Account for multiallelics in emission probabilities #2804

Open astheeggeggs opened 11 months ago

astheeggeggs commented 11 months ago

As it stands tskit's implementation does not allow for differential emission probs conditional on number of alleles.

There are choices here, all of which should be incorporated.

  1. Let mismatch prob be a linear function of alleles - default when a scalar (mu, say) is passed. Equal mismatch prob is then split between the possible alleles, each with prob mu.
  2. Let mismatch prob at each site be explicitly passed by the user - default when a vector of length m (number of sites) is passed. Again, equal mismatch prob is then split between the possible alleles (but not rescaled up to account for number of alleles), each with prob mu_i/(a-1) (where mu_i is the mismatch prob at site i, and a is the number of alleles at site i).

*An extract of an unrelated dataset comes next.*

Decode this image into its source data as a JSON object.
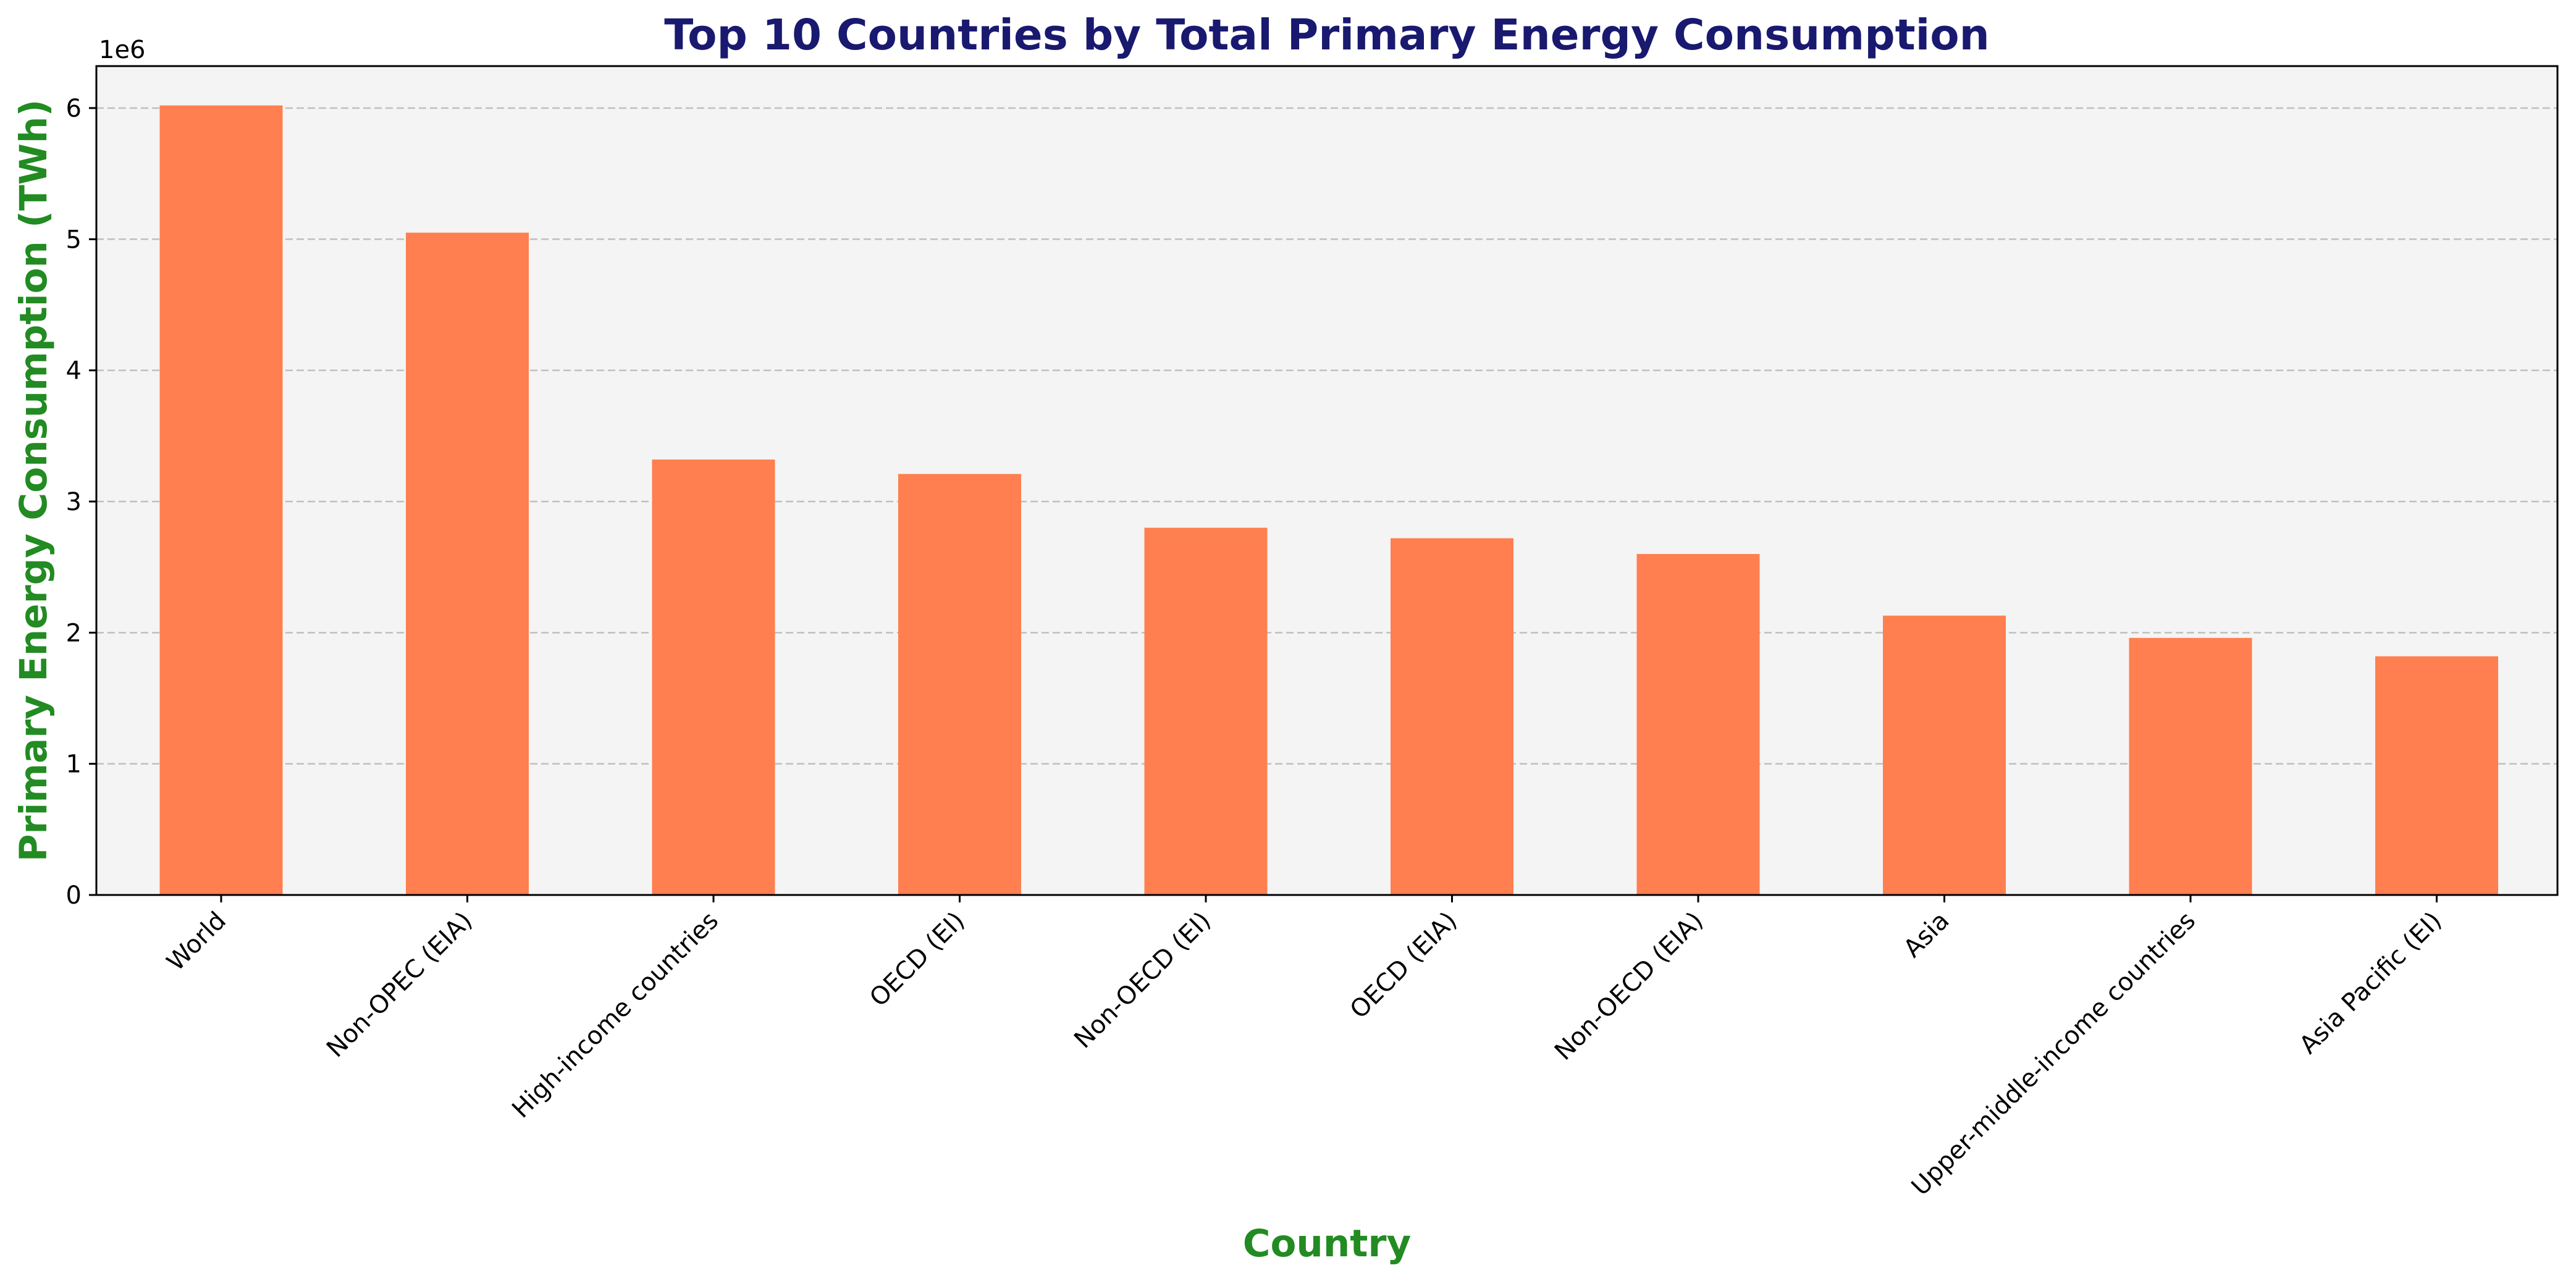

This is encoded in lshmm here:

https://github.com/astheeggeggs/lshmm/blob/792c74bd9474deef55418354fcb4b86ab9c19338/lshmm/api.py#L168C8-L168C8

with warnings thrown if the user doesn't conform to the defaults.

szhan commented 1 week ago

This is scaling the mutation rates per site according to the number of distinct alleles, right? I think it is done now. And the way it is done now is to look at the reference and query haplotypes and then count the number of unique alleles at each site.